136 pp. Published February 4, 2025 by Transit Books. Non-fiction.
Memory, that famously slippery thing, doesn’t ever seem to work the way we think it does. Now we know that the brain files and refiles memories, rewriting them and updating them as it revisits them. And because we don’t perceive things the same way—ask any two witnesses to the same event what they saw; also look up all of the different studies about individual differences in perception—we can’t always agree about which aspects of an event matter, let alone how to remember it.
Lauren Markham ponders memory in this slim read: all of the ways we preserve what’s been, but particularly historical moments about which (it feels to us) the trajectory of humanity has turned. In this category, she feels, is climate change. She thinks through memorials we’ve made—so many to remember wars and war heroes; and then, closer to her theme, Maya Lin’s Ghost Forest.

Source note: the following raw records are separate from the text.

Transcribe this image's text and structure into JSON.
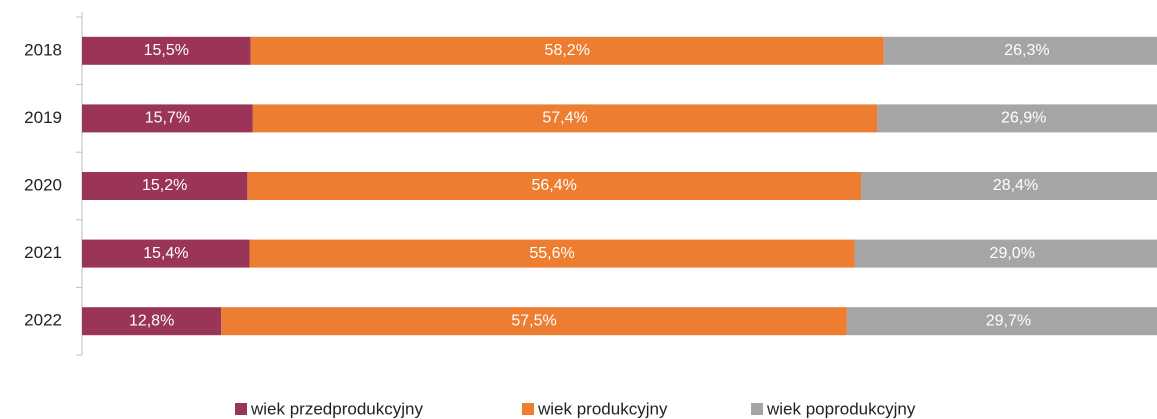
{
  "chart_data": {
    "type": "stacked-bar-horizontal",
    "categories": [
      "2018",
      "2019",
      "2020",
      "2021",
      "2022"
    ],
    "series": [
      {
        "name": "wiek przedprodukcyjny",
        "color": "#9b3558",
        "values": [
          15.5,
          15.7,
          15.2,
          15.4,
          12.8
        ],
        "value_labels": [
          "15,5%",
          "15,7%",
          "15,2%",
          "15,4%",
          "12,8%"
        ]
      },
      {
        "name": "wiek produkcyjny",
        "color": "#ed7d31",
        "values": [
          58.2,
          57.4,
          56.4,
          55.6,
          57.5
        ],
        "value_labels": [
          "58,2%",
          "57,4%",
          "56,4%",
          "55,6%",
          "57,5%"
        ]
      },
      {
        "name": "wiek poprodukcyjny",
        "color": "#a5a5a5",
        "values": [
          26.3,
          26.9,
          28.4,
          29.0,
          29.7
        ],
        "value_labels": [
          "26,3%",
          "26,9%",
          "28,4%",
          "29,0%",
          "29,7%"
        ]
      }
    ],
    "xlim": [
      0,
      100
    ],
    "legend": "bottom"
  }
}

This is Markham’s question: How, then, do we create a memorial to all we have lost and are losing now, as our world burns, and drowns?
Being a writer, Markham turns to words as memorials, and so to the Bureau of Linguistical Reality, which defines itself as a “public participatory artwork” specialising in neologisms for things old or current language has trouble expressing—particularly with respect to “Anthropogenic events”. Immemorial, then, is Markham’s journey through language and climate grief towards a kind of semantic grave marker, considering along the way real-world, concrete memorials and their place in human culture.
This is a thoughtful read in a time of catastrophe, important for those who grapple with language and meaning—that is, all writers. Recommended.
Thank you to Edelweiss and Transit Books for an early DRC.